I almost lost a client because my AI system cited a lower court ruling as if it came from the Supreme Court

I build AI systems for professional services firms. During testing of a legal research assistant I built for a German law firm, one of the senior lawyers flagged something that could have been a serious problem.

The system was asked about a specific GDPR interpretation. It returned a correct answer but attributed a lower court's more expansive interpretation to the higher court. Essentially it said "the EuGH (European Court of Justice) ruled that X" when actually X was the position of a regional labor court. The EuGH's actual position was more conservative.

In a normal chatbot this is a minor accuracy issue. In legal work this is potentially dangerous. A lawyer reading that output might advise a client based on what they think is a Supreme Court ruling when it's actually just one regional court's interpretation. The legal weight of those two sources is completely different.

What went wrong technically: the LLM had context from multiple authority levels and when synthesizing the answer it grabbed the clearest phrasing rather than the highest authority position. The lower court happened to explain the concept in more accessible language. The higher court's ruling used denser legal terminology. The LLM essentially optimized for clarity over accuracy of attribution.

How I fixed it:

  • Added explicit prompt instructions requiring the LLM to check which category section a document belongs to before attributing it. "A finding from [Category: High court decision] must be attributed to the high court, not to a lower court."
  • Added a requirement that when courts at different levels disagree, both positions must be presented separately with correct attribution. No flattening into consensus.
  • Added specific examples in the prompt showing correct vs incorrect attribution so the LLM has a reference pattern to follow.

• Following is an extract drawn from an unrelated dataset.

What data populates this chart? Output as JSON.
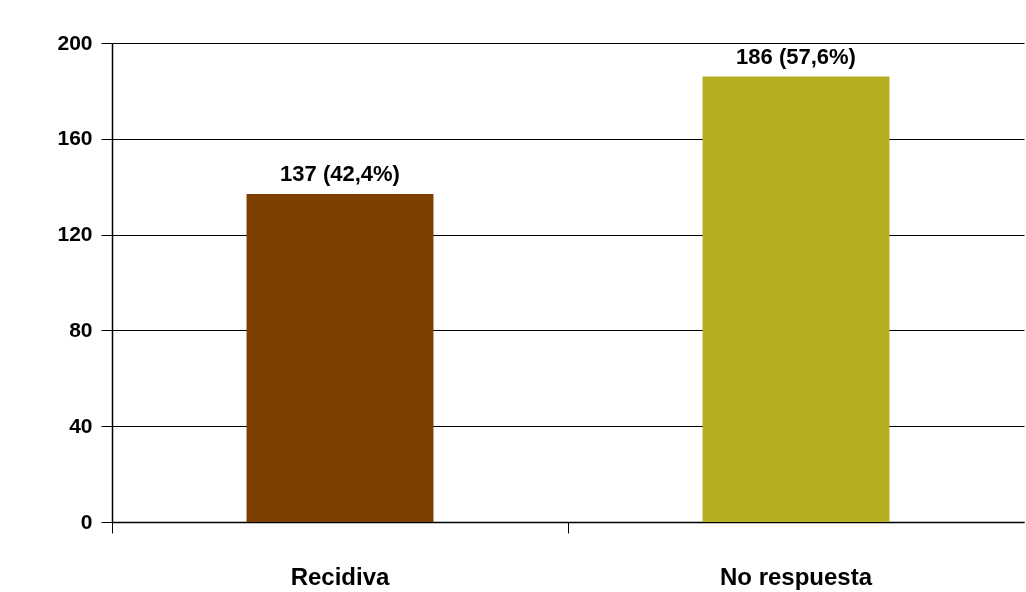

After these changes the system correctly presents something like: "The EuGH established that X requires conditions A, B, and C. However, the ArbG Oldenburg (regional labor court) has taken a broader position, holding that condition A alone may be sufficient. This represents a divergence from the higher court's framework."

The senior lawyer who caught this was actually impressed that we fixed it within a day. He said most legal tech tools he's evaluated don't handle authority attribution at all, they just return text without any awareness of which court said what.

This experience taught me that in high-stakes domains, the subtle errors are more dangerous than the obvious ones. A hallucinated answer is easy to spot. A correctly sourced answer with wrong attribution looks credible and that's exactly what makes it dangerous.